PARK CITY, Utah — Morgan Freeman was disappointed to learn that his local high school in Charleston, Miss., still held separate proms, one for black students, one for white. So he offered to pay for a single prom that both could attend.
That was 1997. It took 11 years for the school to take Freeman up on his offer.
Director Paul Saltzman's "Prom Night in Mississippi," premiering Saturday as part of the world documentary competition at the Sundance Film Festival, chronicles the growing pains Charleston went through last year as the community prepared for its first racially integrated senior prom.
The move came 54 years after the U.S. Supreme Court's Brown vs. Board of Education case that struck down school segregation and more than 30 years after black students began attending Charleston High School, which previously had been all-white.
Freeman learned about the separate proms while talking with the senior class in 1997. Students were willing when Freeman said he would pay for an integrated prom, but the school board and parents ignored his offer.
"It's kind of disheartening," Freeman said. "In the little town we live in _ this is a really small town _ I don't know how you can live in such a small place and try to be separate."
Toronto filmmaker Saltzman met Freeman in 2006 on a return visit to Mississippi, where he had worked for a couple of months doing voter registration during the civil rights movement in the mid-1960s. Saltzman later interviewed Freeman for another documentary he's working on about his journey back to the South.
Once he learned of Freeman's offer to desegregate Charleston's proms, Saltzman felt there was another film to be told.
"I said to him without thinking, `Is the offer still good?' And he was a little taken aback, and he went, `Oh, OK,'" Saltzman said. "I thought, if you're willing to put the offer back on the table and we follow that, it's a story about young people and racial attitudes that hopefully would make other young people walk out of a darkened theater and think about their own attitudes and their own beliefs."

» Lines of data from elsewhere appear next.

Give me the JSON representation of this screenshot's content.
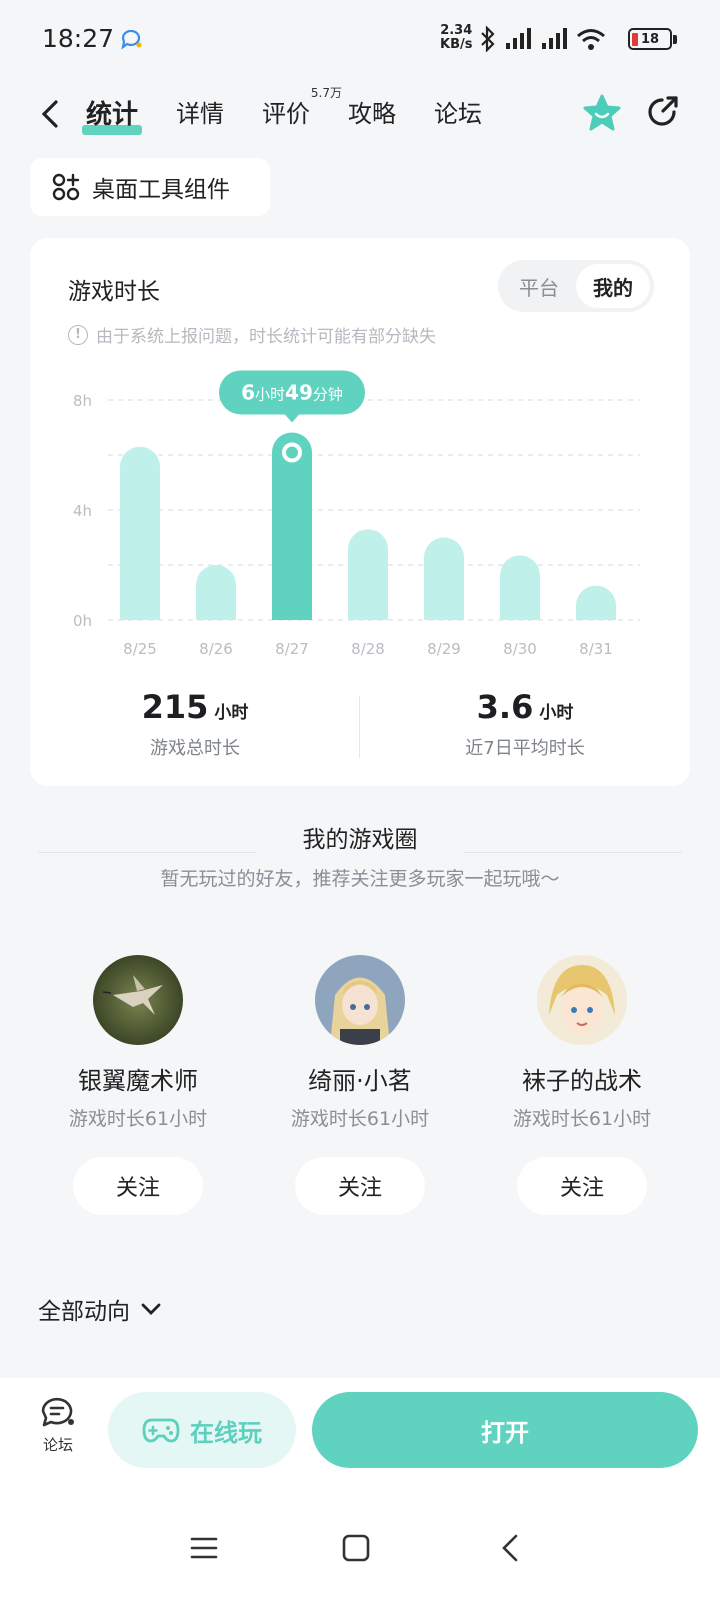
{
  "status_bar": {
    "time": "18:27",
    "net_speed_value": "2.34",
    "net_speed_unit": "KB/s",
    "battery": "18",
    "icons": [
      "message-icon",
      "bluetooth-icon",
      "signal-icon",
      "wifi-icon",
      "battery-icon"
    ]
  },
  "header": {
    "tabs": [
      {
        "label": "统计",
        "active": true
      },
      {
        "label": "详情"
      },
      {
        "label": "评价",
        "badge": "5.7万"
      },
      {
        "label": "攻略"
      },
      {
        "label": "论坛"
      }
    ]
  },
  "widget_button": {
    "label": "桌面工具组件"
  },
  "playtime_card": {
    "title": "游戏时长",
    "toggle": [
      "平台",
      "我的"
    ],
    "toggle_selected": "我的",
    "notice": "由于系统上报问题，时长统计可能有部分缺失",
    "stats": {
      "total_value": "215",
      "total_unit": "小时",
      "total_label": "游戏总时长",
      "avg_value": "3.6",
      "avg_unit": "小时",
      "avg_label": "近7日平均时长"
    }
  },
  "chart_data": {
    "type": "bar",
    "categories": [
      "8/25",
      "8/26",
      "8/27",
      "8/28",
      "8/29",
      "8/30",
      "8/31"
    ],
    "values": [
      6.3,
      2.0,
      6.82,
      3.3,
      3.0,
      2.35,
      1.25
    ],
    "y_ticks": [
      "0h",
      "4h",
      "8h"
    ],
    "ylim": [
      0,
      8
    ],
    "highlight_index": 2,
    "tooltip": {
      "hours": "6",
      "hours_unit": "小时",
      "minutes": "49",
      "minutes_unit": "分钟"
    },
    "colors": {
      "bar": "#c0f0ea",
      "highlight": "#5fd3c0"
    },
    "grid": true
  },
  "game_circle": {
    "title": "我的游戏圈",
    "subtitle": "暂无玩过的好友，推荐关注更多玩家一起玩哦～",
    "users": [
      {
        "name": "银翼魔术师",
        "playtime": "游戏时长61小时",
        "follow": "关注"
      },
      {
        "name": "绮丽·小茗",
        "playtime": "游戏时长61小时",
        "follow": "关注"
      },
      {
        "name": "袜子的战术",
        "playtime": "游戏时长61小时",
        "follow": "关注"
      }
    ]
  },
  "feed": {
    "label": "全部动向"
  },
  "bottom_bar": {
    "forum_label": "论坛",
    "online_label": "在线玩",
    "open_label": "打开"
  },
  "colors": {
    "accent": "#5fd3c0",
    "accent_light": "#e5f7f4",
    "background": "#f4f6f8"
  }
}
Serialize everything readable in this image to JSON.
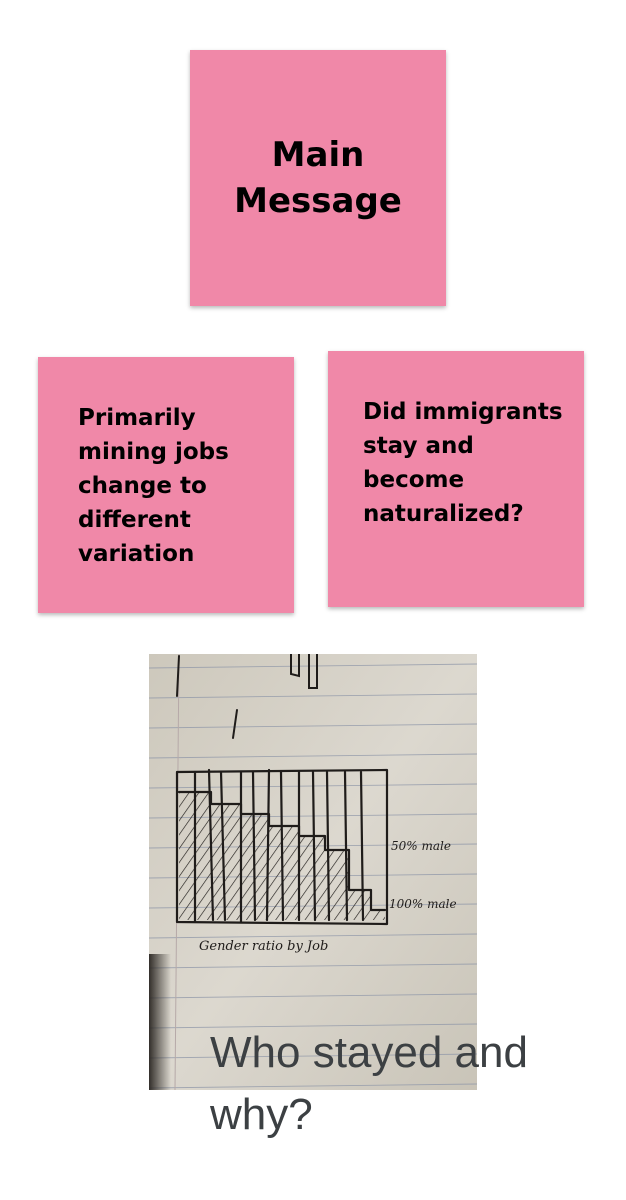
{
  "notes": {
    "main": {
      "line1": "Main",
      "line2": "Message"
    },
    "left": {
      "text": "Primarily mining jobs change to different variation"
    },
    "right": {
      "text": "Did immigrants stay and become naturalized?"
    }
  },
  "sketch": {
    "label_top": "50% male",
    "label_bottom": "100% male",
    "caption": "Gender ratio by Job"
  },
  "caption": {
    "text": "Who stayed and why?"
  },
  "colors": {
    "sticky": "#f088a8",
    "caption_text": "#3c4043",
    "paper": "#d8d4ca"
  }
}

With permission from school officials, Saltzman filmed Freeman as he made the initial pitch to the administration and met with the senior class, which greeted the proposal enthusiastically.
Saltzman and his wife, producer Patricia Aquino, spent about four months filming in Charleston during the buildup to the prom, interviewing students, sitting in on planning meetings and chatting up the handful of parents willing to talk.
Many adults refused to be interviewed, and the filmmakers soon learned that amid preparations for the integrated prom, a separate, white-only prom had been organized.
The heart of the film is candid interviews with black and white Charleston students, who speak passionately about the racism that lingers in their town. The filmmakers follow a core of students, among them a black boy and white girl who date despite her father's objections, a white couple whose friendship with a black youth causes them grief, and a black girl who suspects racism cost her the class valedictorian honor.
Saltzman was not allowed to film the white prom, which he estimates a couple of dozen students attended. The integrated prom was far larger and stands as a hopeful climax to the film as black and white students mingle exuberantly.
Freeman said the prom cost him about $17,000, which he said was "money very well spent" that hopefully will lead to integrated proms from now on.
"The kids are not going to want to go backwards," Freeman said. "They've got their toe in the water, and the water's warm."